In this particular case, I am running Kafka on AWS, via a Docker Swarm, and trying to figure out why my server cannot connect successfully. I can see in the broker logs when I try to telnet in, so I know the brokers are reachable. But when my server tries to connect to any of 3 brokers, the logs are completely silent.

This is a good article that explains the steps that happens when you first connect to a Kafka broker
If you can telnet to the bootstrap server then it is listening for client connections and requests.
However clients don't know which real brokers are the leaders for each of the partitions of a topic so the first request they always send to a bootstrap server is a metadata request to get a full list of all the topic metadata. The client uses the metadata response from the bootstrap server to know where it can then make new connections to each of Kafka brokers with the active leaders for each topic partition of the topic you are trying to produce to.
That is where your misconfigured broker problem comes into play. When you misconfigure the advertised.listener port the results of the first metadata request are redirecting the client to connect to unreachable IP addresses or hostnames. It's that second connection that is timing out, not the first one on the port you are telnet'ing into.
Another way to think of it is that you have to configure a Kafka server to work properly as both a bootstrap server and a regular pub/sub message broker since it provides both services to clients. Yours are configured correctly as a pub/sub server but incorrectly as a bootstrap server because the internal and external ip addresses are different in AWS (also in docker containers or behind a NAT or a proxy).
It might seem counter intuitive in small clusters where your bootstrap servers are often the same brokers that the client is eventually connecting to but it is actually a very helpful architectural design that allow kafka to scale and to failover seamlessly without needing to provide a static list of 20 or more brokers on your bootstrap server list, or maintain extra load balancers and health checks to know onto which broker to redirect the client requests.

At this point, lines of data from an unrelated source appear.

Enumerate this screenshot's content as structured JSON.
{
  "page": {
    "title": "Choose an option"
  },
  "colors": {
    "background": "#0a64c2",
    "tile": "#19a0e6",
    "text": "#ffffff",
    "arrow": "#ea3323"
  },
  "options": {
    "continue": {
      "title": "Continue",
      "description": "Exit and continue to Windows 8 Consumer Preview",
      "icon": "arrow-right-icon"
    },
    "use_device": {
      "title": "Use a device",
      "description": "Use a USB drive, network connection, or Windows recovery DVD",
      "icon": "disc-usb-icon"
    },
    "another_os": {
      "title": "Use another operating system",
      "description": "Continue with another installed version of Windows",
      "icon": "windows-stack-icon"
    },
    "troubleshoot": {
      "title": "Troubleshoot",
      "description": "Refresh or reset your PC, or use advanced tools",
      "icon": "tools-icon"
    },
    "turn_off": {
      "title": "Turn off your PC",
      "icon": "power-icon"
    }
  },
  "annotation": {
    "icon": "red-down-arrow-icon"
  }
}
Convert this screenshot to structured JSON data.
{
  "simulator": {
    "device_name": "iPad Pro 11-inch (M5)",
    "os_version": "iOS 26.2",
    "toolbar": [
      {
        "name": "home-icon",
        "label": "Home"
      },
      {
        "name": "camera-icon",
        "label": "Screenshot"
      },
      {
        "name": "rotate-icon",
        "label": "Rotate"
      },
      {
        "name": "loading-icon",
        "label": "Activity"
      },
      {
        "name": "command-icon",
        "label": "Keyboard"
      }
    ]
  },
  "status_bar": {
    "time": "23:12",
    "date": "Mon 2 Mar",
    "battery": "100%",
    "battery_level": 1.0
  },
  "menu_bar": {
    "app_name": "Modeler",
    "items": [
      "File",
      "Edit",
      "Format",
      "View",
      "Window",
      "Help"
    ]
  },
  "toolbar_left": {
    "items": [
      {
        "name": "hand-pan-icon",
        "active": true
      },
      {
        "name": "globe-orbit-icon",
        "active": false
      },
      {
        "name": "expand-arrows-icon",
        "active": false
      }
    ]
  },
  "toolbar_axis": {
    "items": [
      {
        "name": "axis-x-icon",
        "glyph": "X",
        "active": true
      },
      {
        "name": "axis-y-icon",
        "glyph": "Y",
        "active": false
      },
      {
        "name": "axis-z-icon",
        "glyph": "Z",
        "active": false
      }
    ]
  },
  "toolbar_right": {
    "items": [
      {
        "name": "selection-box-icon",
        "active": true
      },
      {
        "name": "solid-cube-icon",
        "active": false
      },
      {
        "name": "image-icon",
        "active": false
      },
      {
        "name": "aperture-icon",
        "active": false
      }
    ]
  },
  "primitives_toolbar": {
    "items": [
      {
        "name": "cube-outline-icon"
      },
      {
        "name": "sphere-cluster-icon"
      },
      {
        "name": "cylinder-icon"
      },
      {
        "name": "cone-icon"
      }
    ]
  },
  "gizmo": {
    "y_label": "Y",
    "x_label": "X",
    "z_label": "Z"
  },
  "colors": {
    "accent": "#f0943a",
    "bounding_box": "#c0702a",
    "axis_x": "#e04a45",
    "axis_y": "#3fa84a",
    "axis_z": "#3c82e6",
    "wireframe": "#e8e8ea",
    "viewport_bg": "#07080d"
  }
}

If you do not configure listeners and advertised.listeners correctly, basically Kafka just does not listen. Even though telnet is listening on the ports you've configured, the Kafka Client Library silently fails.
I consider this a defect in the Kafka design which leads to unnecessary confusion.

Sharing Anand Immannavar's answer from another question:
Along with ADVERTISED_HOST_NAME, You need to add ADVERTISED_LISTENERS to container environment.
ADVERTISED_LISTENERS - Broker will register this value in zookeeper and when the external world wants to connect to your Kafka Cluster they can connect over the network which you provide in ADVERTISED_LISTENERS property.